It's fitting that in a booming metropolis of 20 million people, the first sign that Mexico City had been recalled to life wasn't a public religious ceremony or a political rally but a traffic jam. After a weeklong shutdown in response to the H1N1 flu outbreak, on May 5--Cinco de Mayo--Mexico City began to stir again. The spread of the swine flu had slowed, leading Mexican officials to hope that the worst had passed. "Our strategy is working," said Mexican President Felipe Calderón. "We are now in a position to gradually resume our everyday activities."
International health officials who had been on high alert since reports of a new influenza virus first surfaced in late April had also begun to relax--just a bit. Scientists at the World Health Organization (WHO) and the Centers for Disease Control and Prevention (CDC) found few serious or deadly cases outside Mexico and little evidence of sustained spread of the disease in most countries. Though by May 6 the virus had infected 1,516 people in 22 countries--including 642 in the U.S., where two people have died from it--and the world was still officially on the brink of a pandemic, the mood had cooled considerably at CDC headquarters in Atlanta. "We're not out of the woods," said Dr. Richard Besser, the CDC's acting director, but "we are seeing a lot of encouraging signs."

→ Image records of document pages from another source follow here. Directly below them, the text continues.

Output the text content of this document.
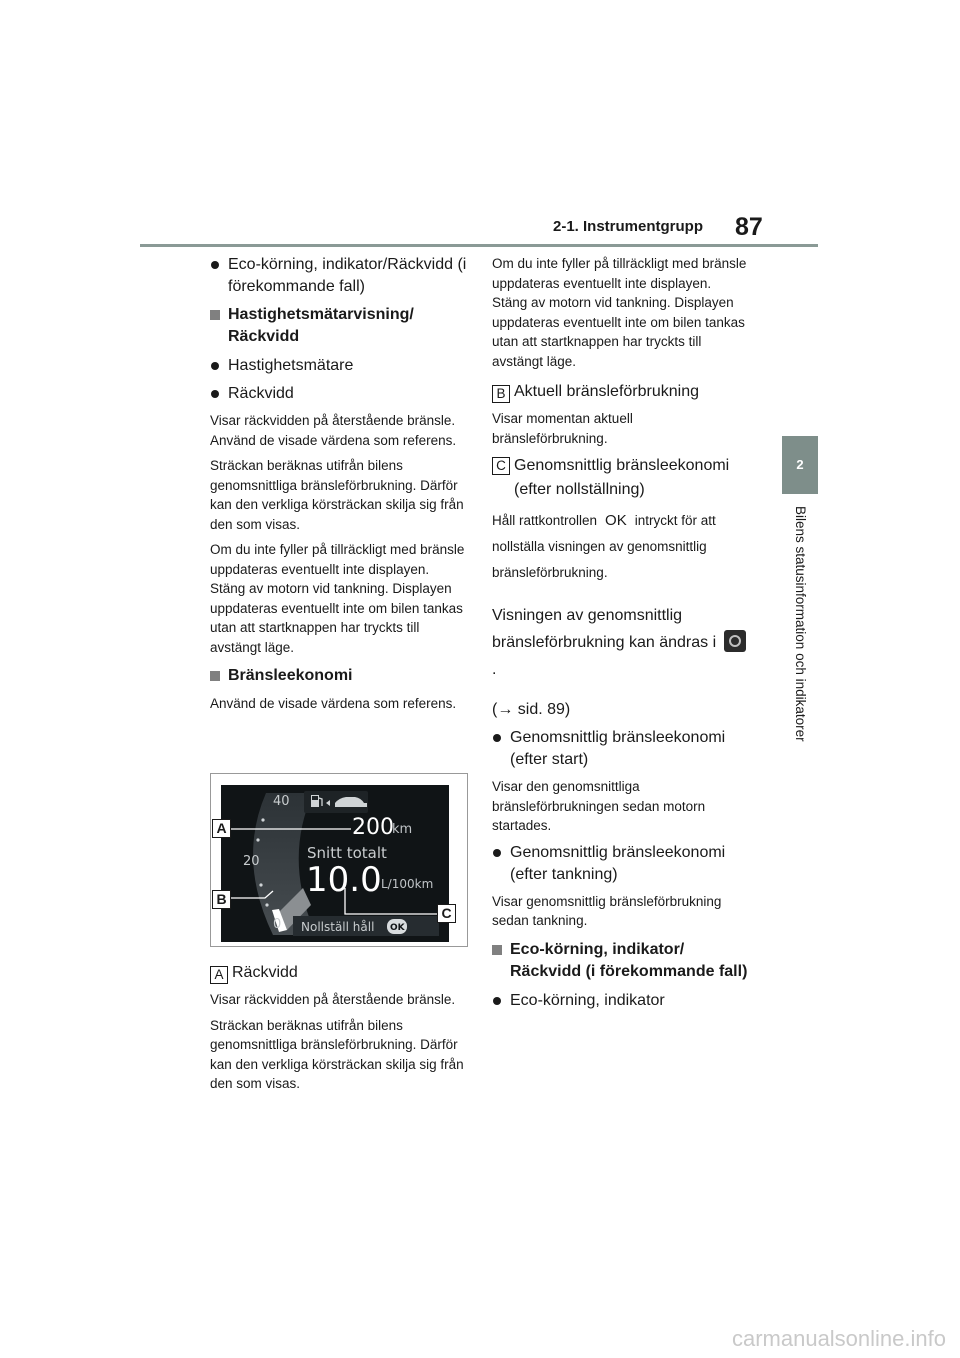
2-1. Instrumentgrupp 87
2
Bilens statusinformation och indikatorer
Eco-körning, indikator/Räckvidd (i förekommande fall)
Hastighetsmätarvisning/ Räckvidd
Hastighetsmätare
Räckvidd

Visar räckvidden på återstående bränsle. Använd de visade värdena som referens.

Sträckan beräknas utifrån bilens genomsnittliga bränsleförbrukning. Därför kan den verkliga körsträckan skilja sig från den som visas.

Om du inte fyller på tillräckligt med bränsle uppdateras eventuellt inte displayen.

Stäng av motorn vid tankning. Displayen uppdateras eventuellt inte om bilen tankas utan att startknappen har tryckts till avstängt läge.

Bränsleekonomi

Använd de visade värdena som referens.

40
20
0
200
km
Snitt totalt
10.0 L/100km
Nollställ håll OK
A
B
C
A Räckvidd

Visar räckvidden på återstående bränsle.

Sträckan beräknas utifrån bilens genomsnittliga bränsleförbrukning. Därför kan den verkliga körsträckan skilja sig från den som visas.

Om du inte fyller på tillräckligt med bränsle uppdateras eventuellt inte displayen.

Stäng av motorn vid tankning. Displayen uppdateras eventuellt inte om bilen tankas utan att startknappen har tryckts till avstängt läge.

B Aktuell bränsleförbrukning

Visar momentan aktuell bränsleförbrukning.

C Genomsnittlig bränsleekonomi (efter nollställning)

Håll rattkontrollen OK intryckt för att nollställa visningen av genomsnittlig bränsleförbrukning.

Visningen av genomsnittlig bränsleförbrukning kan ändras i .

(→ sid. 89)

Genomsnittlig bränsleekonomi (efter start)

Visar den genomsnittliga bränsleförbrukningen sedan motorn startades.

Genomsnittlig bränsleekonomi (efter tankning)

Visar genomsnittlig bränsleförbrukning sedan tankning.

Eco-körning, indikator/ Räckvidd (i förekommande fall)
Eco-körning, indikator
carmanualsonline.info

So, were the hundreds of U.S. school closures and the presidential press conferences about hand-washing much ado about not that much? Unfortunately not. As health officials pointed out repeatedly, we're still in the early days of the H1N1 outbreak, and influenza viruses are notoriously unpredictable. Right now the new disease seems to be no more dangerous than the seasonal flu (researchers who have examined the genetic code of the H1N1 virus say it appears to lack key mutations that made past pandemic-causing viruses so deadly), but H1N1 could return next winter in a more lethal form--just as the virus that caused the catastrophic 1918 pandemic did. "This is a situation that can evolve," said Dr. Keiji Fukuda, the WHO's interim assistant director-general for health, security and the environment. "If it does turn severe, this is something we have to jump on."
The reality is that while health officials in the U.S. and the rest of the world deserve praise for their comprehensive response to the new flu virus, H1N1 wasn't a true test of our mettle but a warning shot. "We should look at this as a wake-up call, not one more snooze alarm," says Dr. Irwin Redlener, the director of the National Center for Disaster Preparedness at Columbia University.
H1N1 makes clear how vulnerable our interconnected globe is to emerging diseases. As a result of jet travel and international trade, a new pathogen managed to seed itself in more than 20 countries in less than two weeks. But while globalization has its liabilities, it is also a strength because it gives us the tools to create a truly international disease-surveillance system. And the threat of a pandemic should remind us that we must fill the gaps in the creaky U.S. health-care system; during an infectious-disease outbreak, everyone will be at risk. "We live in one world, with one health," says Dr. Juan Lubroth, a senior officer at the U.N.'s Food and Agriculture Organization.